Os estaduais caminham para o final, e o Brasileirão se aproxima.
Desde 2003 o Campeonato Brasileiro de futebol é disputado no sistema de pontos corridos, ou seja, é declarado campeão o clube que, após disputar duas partidas com cada equipe (uma em casa e outra fora), somar mais pontos. Esse modelo é usado com muito sucesso na Europa.
Até 2003 o regulamento do Brasileirão previa uma fase de mata-mata (ou playoffs) na qual os times decidiam a classificação e título em confrontos diretos. Normalmente, em dois jogos: um no campo de cada clube. Essa forma de disputa é adotada com extremo sucesso nos Estados Unidos.
Os defensores dos pontos corridos argumentam que é a forma de disputa mais justa, pois coroará o clube mais organizado, com melhor planejamento e que mantenha a regularidade. Os amantes do mata-mata entendem que se trata da forma mais emocionante de disputa e que é vencida pela equipe mais apta a enfrentar a pressão e situações adversas.

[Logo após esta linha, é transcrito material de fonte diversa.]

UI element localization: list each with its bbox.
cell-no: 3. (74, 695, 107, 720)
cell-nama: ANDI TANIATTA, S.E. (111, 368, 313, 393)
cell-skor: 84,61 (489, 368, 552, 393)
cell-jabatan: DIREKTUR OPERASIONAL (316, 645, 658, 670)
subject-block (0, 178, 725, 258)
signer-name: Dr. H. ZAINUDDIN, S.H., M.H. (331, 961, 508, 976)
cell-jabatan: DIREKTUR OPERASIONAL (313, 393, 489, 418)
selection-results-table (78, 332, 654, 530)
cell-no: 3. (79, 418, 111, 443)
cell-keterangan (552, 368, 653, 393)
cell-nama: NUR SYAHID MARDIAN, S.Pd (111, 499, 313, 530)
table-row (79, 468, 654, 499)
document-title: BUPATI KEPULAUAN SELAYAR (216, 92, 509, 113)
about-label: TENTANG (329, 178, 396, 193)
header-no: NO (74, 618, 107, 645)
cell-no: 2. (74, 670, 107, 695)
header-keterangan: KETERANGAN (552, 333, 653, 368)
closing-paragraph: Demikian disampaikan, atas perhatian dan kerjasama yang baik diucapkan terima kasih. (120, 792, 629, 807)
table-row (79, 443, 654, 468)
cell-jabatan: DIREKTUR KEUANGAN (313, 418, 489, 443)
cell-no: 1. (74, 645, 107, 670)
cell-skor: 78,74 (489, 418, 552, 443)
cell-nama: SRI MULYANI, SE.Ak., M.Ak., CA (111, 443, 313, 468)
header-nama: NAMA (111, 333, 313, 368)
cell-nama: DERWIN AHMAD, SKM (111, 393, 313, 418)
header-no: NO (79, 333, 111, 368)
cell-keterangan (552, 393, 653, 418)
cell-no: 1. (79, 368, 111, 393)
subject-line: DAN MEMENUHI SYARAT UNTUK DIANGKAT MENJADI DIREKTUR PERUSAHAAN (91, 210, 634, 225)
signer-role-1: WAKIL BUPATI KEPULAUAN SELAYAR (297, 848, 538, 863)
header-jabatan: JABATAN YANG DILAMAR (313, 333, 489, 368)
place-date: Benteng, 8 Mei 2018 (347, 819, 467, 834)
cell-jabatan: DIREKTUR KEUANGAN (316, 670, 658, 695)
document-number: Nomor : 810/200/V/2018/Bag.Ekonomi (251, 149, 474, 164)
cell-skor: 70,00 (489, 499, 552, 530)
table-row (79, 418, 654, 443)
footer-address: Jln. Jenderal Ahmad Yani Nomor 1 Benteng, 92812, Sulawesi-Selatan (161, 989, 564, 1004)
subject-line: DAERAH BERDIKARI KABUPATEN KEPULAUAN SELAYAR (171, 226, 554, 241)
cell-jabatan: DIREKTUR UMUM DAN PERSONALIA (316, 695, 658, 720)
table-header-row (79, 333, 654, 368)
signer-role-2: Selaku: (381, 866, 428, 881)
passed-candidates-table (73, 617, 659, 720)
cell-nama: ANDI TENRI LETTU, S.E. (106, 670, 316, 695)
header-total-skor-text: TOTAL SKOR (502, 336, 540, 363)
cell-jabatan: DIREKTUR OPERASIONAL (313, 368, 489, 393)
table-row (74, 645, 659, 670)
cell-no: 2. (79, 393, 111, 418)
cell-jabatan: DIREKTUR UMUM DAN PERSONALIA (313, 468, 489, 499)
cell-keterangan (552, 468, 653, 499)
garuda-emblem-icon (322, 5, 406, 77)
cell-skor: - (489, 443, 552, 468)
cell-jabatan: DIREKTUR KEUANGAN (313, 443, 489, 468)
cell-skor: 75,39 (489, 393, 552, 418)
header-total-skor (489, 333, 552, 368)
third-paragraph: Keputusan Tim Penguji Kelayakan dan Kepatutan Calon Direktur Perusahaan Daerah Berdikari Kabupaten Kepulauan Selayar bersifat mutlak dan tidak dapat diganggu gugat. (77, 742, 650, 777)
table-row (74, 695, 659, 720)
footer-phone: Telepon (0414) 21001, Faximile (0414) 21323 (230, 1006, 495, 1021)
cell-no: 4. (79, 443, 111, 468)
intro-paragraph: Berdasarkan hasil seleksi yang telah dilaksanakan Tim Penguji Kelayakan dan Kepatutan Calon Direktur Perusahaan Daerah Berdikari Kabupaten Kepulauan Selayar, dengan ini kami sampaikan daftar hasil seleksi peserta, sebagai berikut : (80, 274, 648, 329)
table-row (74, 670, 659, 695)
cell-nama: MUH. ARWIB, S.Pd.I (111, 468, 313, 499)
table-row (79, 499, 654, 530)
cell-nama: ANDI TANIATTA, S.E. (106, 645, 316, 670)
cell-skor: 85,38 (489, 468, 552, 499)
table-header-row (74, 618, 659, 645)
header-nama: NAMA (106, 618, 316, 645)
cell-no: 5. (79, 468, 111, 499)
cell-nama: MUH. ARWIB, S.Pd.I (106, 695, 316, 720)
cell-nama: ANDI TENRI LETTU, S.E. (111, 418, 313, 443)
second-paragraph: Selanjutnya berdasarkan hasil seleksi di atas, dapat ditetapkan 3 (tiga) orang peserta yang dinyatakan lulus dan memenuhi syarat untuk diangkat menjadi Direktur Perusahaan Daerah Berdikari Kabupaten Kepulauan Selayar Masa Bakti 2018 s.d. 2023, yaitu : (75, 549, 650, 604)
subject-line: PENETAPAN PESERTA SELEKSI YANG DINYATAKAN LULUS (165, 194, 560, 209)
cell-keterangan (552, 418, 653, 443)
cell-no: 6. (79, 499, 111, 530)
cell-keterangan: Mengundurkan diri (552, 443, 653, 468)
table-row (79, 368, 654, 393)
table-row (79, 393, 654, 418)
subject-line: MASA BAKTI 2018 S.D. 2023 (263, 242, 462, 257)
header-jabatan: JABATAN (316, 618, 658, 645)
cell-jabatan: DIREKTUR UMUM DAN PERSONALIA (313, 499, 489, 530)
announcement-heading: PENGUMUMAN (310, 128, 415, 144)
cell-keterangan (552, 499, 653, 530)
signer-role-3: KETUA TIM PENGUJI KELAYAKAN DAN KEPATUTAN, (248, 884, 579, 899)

De fato, na Europa, onde se joga o melhor futebol do mundo, o modelo de pontos corridos é usado há décadas, e com bastante sucesso. Entretanto, esse êxito se deve a algumas peculiaridades do continente europeu.
Primeiramente, trata-se de países com área pequena. Das nações com as principais ligas, a França é a que tem menor território, com 547 mil km², inferior ao de Minas Gerais, que tem 587 mil km². Torna-se fácil para o torcedor acompanhar sua equipe nos mais diversos cantos do país, razão pela qual os campos estão sempre cheios.
Além disso, é fácil e barato circular na Europa. As estradas são boas, há trens e passagens aéreas baratíssimas nas empresas low cost. É possível, por exemplo, ir de Paris a Nice por 30 euros (pouco mais de R$ 100).
Isso sem falar na segurança e na qualidade dos estádios.
Mesmo diante de tudo isso, a maior competição da Europa é a Liga dos Campeões, cuja fórmula de disputa é por pontos corridos.
O Brasil é um país de dimensões continentais. Normalmente, 80% dos clubes do Brasileirão situam-se no eixo Sul-Sudeste, o que torna caro, custoso e cansativo para uma equipe do Norte ou do Nordeste fazer o “pingue-pongue”. Talvez esse seja um dos motivos pelos quais grandes equipes com torcidas fantásticas como Bahia, Vitória, Náutico, Sport, Santa Cruz, Remo e Paysandu não consigam se firmar no cenário nacional.
Além disso, a alma latina do brasileiro clama pela emoção, pela disputa acirrada e pelos heróis. Quem não se lembra de Alex Alves da Portuguesa, em 1997, de Alex Mineiro do Atlético-PR, em 2001, de Robinho em 2002 ou, mais recentemente, do goleiro Victor (na Libertadores) em 2013?
Infelizmente, o campeonato por pontos corridos traz a cada rodada dois, três jogos com algum interesse e sete jogos sem atrativos. Normalmente, uma equipe dispara na frente, e a competição se torna uma briga por vaga na Libertadores, ou seja, pelo sexto (!) lugar.
Antes de 2003, os clubes brigavam ponto a ponto para ficar entre os oito primeiros colocados e depois começavam uma “nova competição” nos mata-matas. O campeão era a melhor equipe do país, ou seja, aquela que vencia segundo as regras de competição e que se preparava física e emocionalmente para a fase dos playoffs.
Os Estados Unidos, que têm dimensões continentais como o Brasil, têm as ligas esportivas mais valiosas do mundo, e todas elas são disputadas no sistema de mata-mata.
O modelo brasileiro cultural e geográfico é muito mais próximo do americano do que do europeu.
A média de público do Brasileirão de pontos corridos e de mata-mata tem sido muito próxima, mas indiscutivelmente a emoção caiu, e o produto Campeonato Brasileiro se tornou menos atrativo.
Tudo isso se torna mais claro quando nos deparamos com jogos sensacionais na reta final da Copa do Brasil.
O grande ponto negativo do mata-mata, que seria o fim de temporada prematuro para as equipes não classificadas, pode ser resolvido, por exemplo, com um playoff paralelo decidindo vagas nas competições sul-americanas, como se deu, por exemplo, no Brasileirão de 1999.
O debate é bastante complexo, e há medidas que podem ser interessantes, como a criação de “conferências”, como ocorre nos EUA, mas, independentemente da conclusão individual, clamo pela volta dos grandes jogos, da expectativa de uma grande final e do surgimento dos mitos nos jogos decisivos.